The government also seeks to build consensus on debt sustainability and creating disaster and climate-resilient infrastructure. India's G20 plans also include a special focus on startups and bridging the digital divide.
India will host as many as 200 meetings across the country over the next one year, with the first one being held in Udaipur later this week. The G20 Summit will be organised in New Delhi in September 2023.
External Affairs Minister S Jaishankar said that the G20 platform seeks to forge common ground on key issues among prominent countries. "Our endeavor as the G20 chair is to make that consensus more relevant through wider consultation," he said.
Starting today, 100 monuments across the country, including UNESCO world heritage sites, will be lit up highlighting the G20 logo for a week.
Prime Minister Narendra Modi unveiled the logo and the theme for India's G20 presidency last month.

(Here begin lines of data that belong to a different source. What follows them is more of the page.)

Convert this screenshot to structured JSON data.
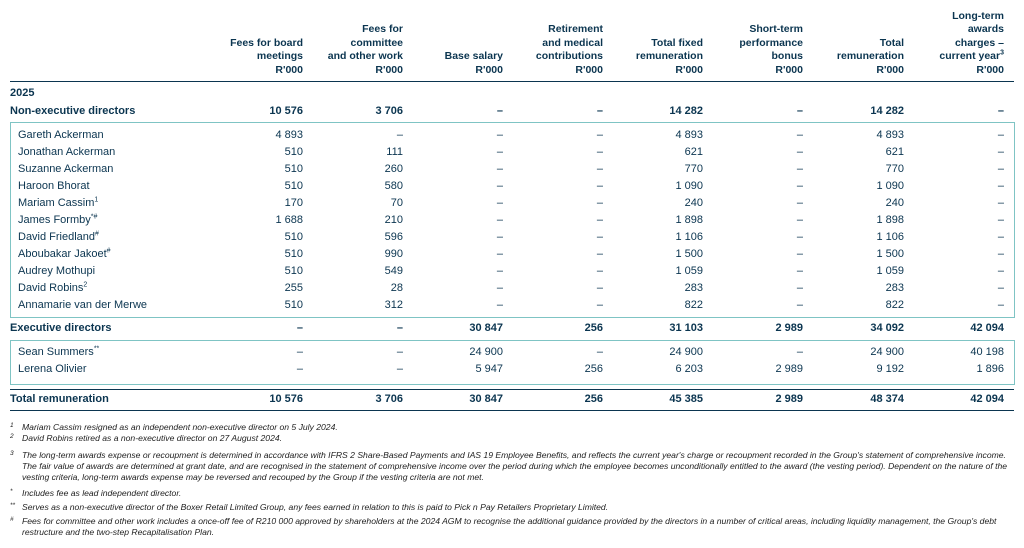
{
  "table": {
    "columns": [
      [
        "Fees for board",
        "meetings",
        "R'000"
      ],
      [
        "Fees for",
        "committee",
        "and other work",
        "R'000"
      ],
      [
        "Base salary",
        "R'000"
      ],
      [
        "Retirement",
        "and medical",
        "contributions",
        "R'000"
      ],
      [
        "Total fixed",
        "remuneration",
        "R'000"
      ],
      [
        "Short-term",
        "performance",
        "bonus",
        "R'000"
      ],
      [
        "Total",
        "remuneration",
        "R'000"
      ],
      [
        "Long-term",
        "awards",
        "charges –",
        {
          "text": "current year",
          "note": "3"
        },
        "R'000"
      ]
    ],
    "year": "2025",
    "groups": [
      {
        "label": "Non-executive directors",
        "cells": [
          "10 576",
          "3 706",
          "–",
          "–",
          "14 282",
          "–",
          "14 282",
          "–"
        ],
        "members": [
          {
            "name": "Gareth Ackerman",
            "cells": [
              "4 893",
              "–",
              "–",
              "–",
              "4 893",
              "–",
              "4 893",
              "–"
            ]
          },
          {
            "name": "Jonathan Ackerman",
            "cells": [
              "510",
              "111",
              "–",
              "–",
              "621",
              "–",
              "621",
              "–"
            ]
          },
          {
            "name": "Suzanne Ackerman",
            "cells": [
              "510",
              "260",
              "–",
              "–",
              "770",
              "–",
              "770",
              "–"
            ]
          },
          {
            "name": "Haroon Bhorat",
            "cells": [
              "510",
              "580",
              "–",
              "–",
              "1 090",
              "–",
              "1 090",
              "–"
            ]
          },
          {
            "name": "Mariam Cassim",
            "note": "1",
            "cells": [
              "170",
              "70",
              "–",
              "–",
              "240",
              "–",
              "240",
              "–"
            ]
          },
          {
            "name": "James Formby",
            "note": "*#",
            "cells": [
              "1 688",
              "210",
              "–",
              "–",
              "1 898",
              "–",
              "1 898",
              "–"
            ]
          },
          {
            "name": "David Friedland",
            "note": "#",
            "cells": [
              "510",
              "596",
              "–",
              "–",
              "1 106",
              "–",
              "1 106",
              "–"
            ]
          },
          {
            "name": "Aboubakar Jakoet",
            "note": "#",
            "cells": [
              "510",
              "990",
              "–",
              "–",
              "1 500",
              "–",
              "1 500",
              "–"
            ]
          },
          {
            "name": "Audrey Mothupi",
            "cells": [
              "510",
              "549",
              "–",
              "–",
              "1 059",
              "–",
              "1 059",
              "–"
            ]
          },
          {
            "name": "David Robins",
            "note": "2",
            "cells": [
              "255",
              "28",
              "–",
              "–",
              "283",
              "–",
              "283",
              "–"
            ]
          },
          {
            "name": "Annamarie van der Merwe",
            "cells": [
              "510",
              "312",
              "–",
              "–",
              "822",
              "–",
              "822",
              "–"
            ]
          }
        ]
      },
      {
        "label": "Executive directors",
        "cells": [
          "–",
          "–",
          "30 847",
          "256",
          "31 103",
          "2 989",
          "34 092",
          "42 094"
        ],
        "members": [
          {
            "name": "Sean Summers",
            "note": "**",
            "cells": [
              "–",
              "–",
              "24 900",
              "–",
              "24 900",
              "–",
              "24 900",
              "40 198"
            ]
          },
          {
            "name": "Lerena Olivier",
            "cells": [
              "–",
              "–",
              "5 947",
              "256",
              "6 203",
              "2 989",
              "9 192",
              "1 896"
            ]
          }
        ]
      }
    ],
    "total": {
      "label": "Total remuneration",
      "cells": [
        "10 576",
        "3 706",
        "30 847",
        "256",
        "45 385",
        "2 989",
        "48 374",
        "42 094"
      ]
    }
  },
  "footnotes": [
    {
      "marker": "1",
      "text": "Mariam Cassim resigned as an independent non-executive director on 5 July 2024."
    },
    {
      "marker": "2",
      "text": "David Robins retired as a non-executive director on 27 August 2024."
    },
    {
      "marker": "3",
      "text": "The long-term awards expense or recoupment is determined in accordance with IFRS 2 Share-Based Payments and IAS 19 Employee Benefits, and reflects the current year's charge or recoupment recorded in the Group's statement of comprehensive income. The fair value of awards are determined at grant date, and are recognised in the statement of comprehensive income over the period during which the employee becomes unconditionally entitled to the award (the vesting period). Dependent on the nature of the vesting criteria, long-term awards expense may be reversed and recouped by the Group if the vesting criteria are not met."
    },
    {
      "marker": "*",
      "text": "Includes fee as lead independent director."
    },
    {
      "marker": "**",
      "text": "Serves as a non-executive director of the Boxer Retail Limited Group, any fees earned in relation to this is paid to Pick n Pay Retailers Proprietary Limited."
    },
    {
      "marker": "#",
      "text": "Fees for committee and other work includes a once-off fee of R210 000 approved by shareholders at the 2024 AGM to recognise the additional guidance provided by the directors in a number of critical areas, including liquidity management, the Group's debt restructure and the two-step Recapitalisation Plan."
    }
  ]
}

The logo depicts a lotus flower and a globe, while the theme for India's G20 presidency is -"One Earth, One Family, One Future" - which highlights its commitment to 'Vasudhaiva Kutumbakam' (world is one family).
India was handed over the presidency of the influential bloc at the closing ceremony of the previous G20 summit in Bali that was hosted by Indonesia on November 15 and 16.
The G20 or Group of 20 is an intergovernmental forum of the world's major developed and developing economies. The group comprises Argentina, Australia, Brazil, Canada, China, France, Germany, India, Indonesia, Italy, Japan, the Republic of Korea, Mexico, Russia, Saudi Arabia, South Africa, Turkey, the UK, the US and the European Union.
The member countries represent around 85 per cent of the global GDP, over 75 per cent of the global trade, and about two-thirds of the world population.